When asked to set up an interview to put its side of the story, Eli Lilly spokeswoman Andrea Smith would say only that there was no story and that there had never been any link between Prozac and suicide. She named several studies to prove it.
One of the studies was conducted by Yevgenia Gelfin of Hadassah Hebrew University, who, like Healy, studied healthy volunteers. Fifty were given 20mg of Prozac (fluoxetine) for five weeks, with one week of placebos before and two weeks after. None of the subjects, according to the study, suffered any adverse effects that could be attributed to the Prozac.
Healy knows his healthy subject study is not the definitive statement on SSRIs, but he would like companies such as Eli Lilly to set up a study that truly measures the frequency of suicide, something they were setting up with the United States Food and Drug Administration in 1991, but decided instead to do a meta-analysis of past studies. They concluded there was no increased risk of suicide while taking Prozac.
Healy points out that only 3,067 of the approximately 26,000 patients entered into clinical trials by the company were included in the meta-analysis. Conspicuously absent was any reference to drugs that had been prescribed to minimise agitation and the 5 per cent of patients who dropped out.
"There's really nothing that directly quells suicidal thoughts reliably," Healy says. "The best kind of study would be in healthy volunteers and the companies all have lots of these - mostly unpublished. If these were made public, I believe they would demonstrate agitation and turmoil that is an antecedent of suicidality developing over the course of a few days in quite normal individuals."

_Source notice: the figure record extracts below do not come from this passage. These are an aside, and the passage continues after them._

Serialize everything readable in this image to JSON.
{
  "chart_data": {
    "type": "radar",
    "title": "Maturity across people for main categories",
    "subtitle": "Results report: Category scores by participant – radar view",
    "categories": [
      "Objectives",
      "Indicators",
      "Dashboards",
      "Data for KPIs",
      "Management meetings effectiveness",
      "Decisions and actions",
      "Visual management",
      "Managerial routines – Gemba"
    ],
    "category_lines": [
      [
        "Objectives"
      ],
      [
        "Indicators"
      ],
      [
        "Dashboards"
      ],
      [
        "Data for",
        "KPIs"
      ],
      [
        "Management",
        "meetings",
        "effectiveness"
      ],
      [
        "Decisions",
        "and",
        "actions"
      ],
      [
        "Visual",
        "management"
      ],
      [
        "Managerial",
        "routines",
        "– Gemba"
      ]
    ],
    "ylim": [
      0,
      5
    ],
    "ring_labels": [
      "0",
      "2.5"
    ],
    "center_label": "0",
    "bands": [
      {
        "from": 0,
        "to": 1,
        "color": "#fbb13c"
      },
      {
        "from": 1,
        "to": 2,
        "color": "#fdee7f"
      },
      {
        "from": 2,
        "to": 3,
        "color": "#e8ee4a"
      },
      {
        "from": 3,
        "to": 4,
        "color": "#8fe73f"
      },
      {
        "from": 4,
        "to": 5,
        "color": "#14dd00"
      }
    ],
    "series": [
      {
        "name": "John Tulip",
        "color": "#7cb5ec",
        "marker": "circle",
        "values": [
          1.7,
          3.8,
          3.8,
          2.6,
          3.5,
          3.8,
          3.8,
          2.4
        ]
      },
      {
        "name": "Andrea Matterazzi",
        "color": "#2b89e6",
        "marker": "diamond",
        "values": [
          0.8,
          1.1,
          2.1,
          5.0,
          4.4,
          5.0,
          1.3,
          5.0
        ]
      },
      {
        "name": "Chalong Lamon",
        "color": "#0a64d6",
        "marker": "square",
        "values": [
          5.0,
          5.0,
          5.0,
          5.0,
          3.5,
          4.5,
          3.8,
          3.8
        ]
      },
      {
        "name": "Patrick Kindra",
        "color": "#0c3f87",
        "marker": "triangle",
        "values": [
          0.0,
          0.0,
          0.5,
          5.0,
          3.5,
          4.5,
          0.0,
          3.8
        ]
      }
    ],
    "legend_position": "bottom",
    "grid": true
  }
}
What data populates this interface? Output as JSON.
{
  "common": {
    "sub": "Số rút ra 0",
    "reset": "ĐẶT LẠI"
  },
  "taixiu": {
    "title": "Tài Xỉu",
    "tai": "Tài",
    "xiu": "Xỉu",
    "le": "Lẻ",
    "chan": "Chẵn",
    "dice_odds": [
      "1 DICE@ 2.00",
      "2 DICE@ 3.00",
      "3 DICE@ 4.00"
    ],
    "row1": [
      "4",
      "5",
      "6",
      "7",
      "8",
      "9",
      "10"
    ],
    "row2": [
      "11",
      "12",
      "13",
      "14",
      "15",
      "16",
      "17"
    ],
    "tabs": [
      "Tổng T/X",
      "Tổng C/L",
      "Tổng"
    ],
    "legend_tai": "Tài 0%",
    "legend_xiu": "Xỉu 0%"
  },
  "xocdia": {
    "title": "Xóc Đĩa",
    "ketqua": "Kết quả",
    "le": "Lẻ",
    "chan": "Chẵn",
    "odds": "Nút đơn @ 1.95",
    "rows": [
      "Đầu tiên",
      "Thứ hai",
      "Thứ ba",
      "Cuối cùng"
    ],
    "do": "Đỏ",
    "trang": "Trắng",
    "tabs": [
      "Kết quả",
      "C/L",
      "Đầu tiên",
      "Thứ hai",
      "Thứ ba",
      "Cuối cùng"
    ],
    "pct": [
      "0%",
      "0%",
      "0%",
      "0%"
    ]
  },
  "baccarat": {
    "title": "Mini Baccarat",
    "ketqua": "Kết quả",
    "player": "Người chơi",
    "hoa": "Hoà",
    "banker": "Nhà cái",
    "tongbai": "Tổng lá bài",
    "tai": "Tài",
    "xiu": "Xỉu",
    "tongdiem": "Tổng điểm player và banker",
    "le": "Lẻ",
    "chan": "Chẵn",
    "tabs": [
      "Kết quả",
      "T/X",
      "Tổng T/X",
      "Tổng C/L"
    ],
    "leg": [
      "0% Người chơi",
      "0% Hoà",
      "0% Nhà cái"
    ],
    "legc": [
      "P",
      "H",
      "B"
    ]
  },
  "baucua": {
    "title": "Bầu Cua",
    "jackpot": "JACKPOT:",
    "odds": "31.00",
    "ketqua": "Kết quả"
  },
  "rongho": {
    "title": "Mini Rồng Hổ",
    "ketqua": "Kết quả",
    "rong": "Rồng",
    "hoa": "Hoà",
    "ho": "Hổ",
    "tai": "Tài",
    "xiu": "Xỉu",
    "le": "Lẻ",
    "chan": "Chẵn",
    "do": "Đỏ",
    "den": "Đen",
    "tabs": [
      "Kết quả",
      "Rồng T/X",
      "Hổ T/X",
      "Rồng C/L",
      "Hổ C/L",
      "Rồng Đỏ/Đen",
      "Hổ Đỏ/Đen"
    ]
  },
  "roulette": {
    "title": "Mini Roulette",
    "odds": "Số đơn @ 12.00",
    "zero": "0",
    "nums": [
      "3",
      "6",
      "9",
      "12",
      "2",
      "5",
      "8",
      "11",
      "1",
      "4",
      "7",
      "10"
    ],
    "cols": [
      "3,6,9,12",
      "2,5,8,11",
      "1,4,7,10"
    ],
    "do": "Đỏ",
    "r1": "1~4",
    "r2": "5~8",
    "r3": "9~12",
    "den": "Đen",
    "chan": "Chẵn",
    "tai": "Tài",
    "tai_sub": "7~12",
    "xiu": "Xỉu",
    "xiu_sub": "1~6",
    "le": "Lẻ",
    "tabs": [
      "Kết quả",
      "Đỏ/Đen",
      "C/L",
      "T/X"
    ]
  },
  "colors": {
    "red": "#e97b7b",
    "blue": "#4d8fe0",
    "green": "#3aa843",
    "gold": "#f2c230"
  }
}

Jonathan Cole, one of the first scientists to find a clear association between the ingestion of Prozac and suicidality, called as far back as 1990 for clear warnings in light of growing prescriptions that Prozac and similar drugs could precipitate suicide. He wrote in an affidavit centring on the suicide of a 13-year-old on Zoloft that no drugs company is eager to study these kinds of risks. "To my knowledge, no manufacturer of an SSRI drug has ever done a study where the primary outcome of interest was to measure treatment emergent suicidality."
Max Fink is a 78-year-old doctor who has been one of the leaders of US research into the efficacy and safety of new psychoactive drugs from the mid-1950s to the end of the 1970s. He says the best way to evaluate suicidal risk is to compare one of the SSRIs with a drug that has proven to lower suicidal thoughts, such as imipramine. "But no manufacturer wants their drug to be second best." Instead, he says, they compare its effectiveness with another SSRI.
When Fink assessed new drugs in the early 1960s, he was given about $150,000 a year for his studies. He did not have to go to drugs companies for funding. During the Vietnam war, the US government began to cut funding to independent assessors and instead issued criteria to the drugs manufacturers, which eventually hired their own investigators. "I don't care how honest, dedicated or sincere the scientists are, they are still employees of the company."
David Healy can find some solace in the decision that came down last week. On June 6, a federal court jury in Wyoming found that Paxil "can cause some individuals to commit suicide and/or homicide" and ordered GlaxoSmithKline to pay 80 per cent of an $8 million award to the two families that were affected by the homicide and suicide of Donald Schell.
A historical expert on psychopharmacology, Healy, like Fink, looks to the past for better checks and balances. He says past patent laws allowed several manufacturers to market the same drug. Now, with one manufacturer holding the rights to one drug, there is more to lose if that treatment is proven dangerous.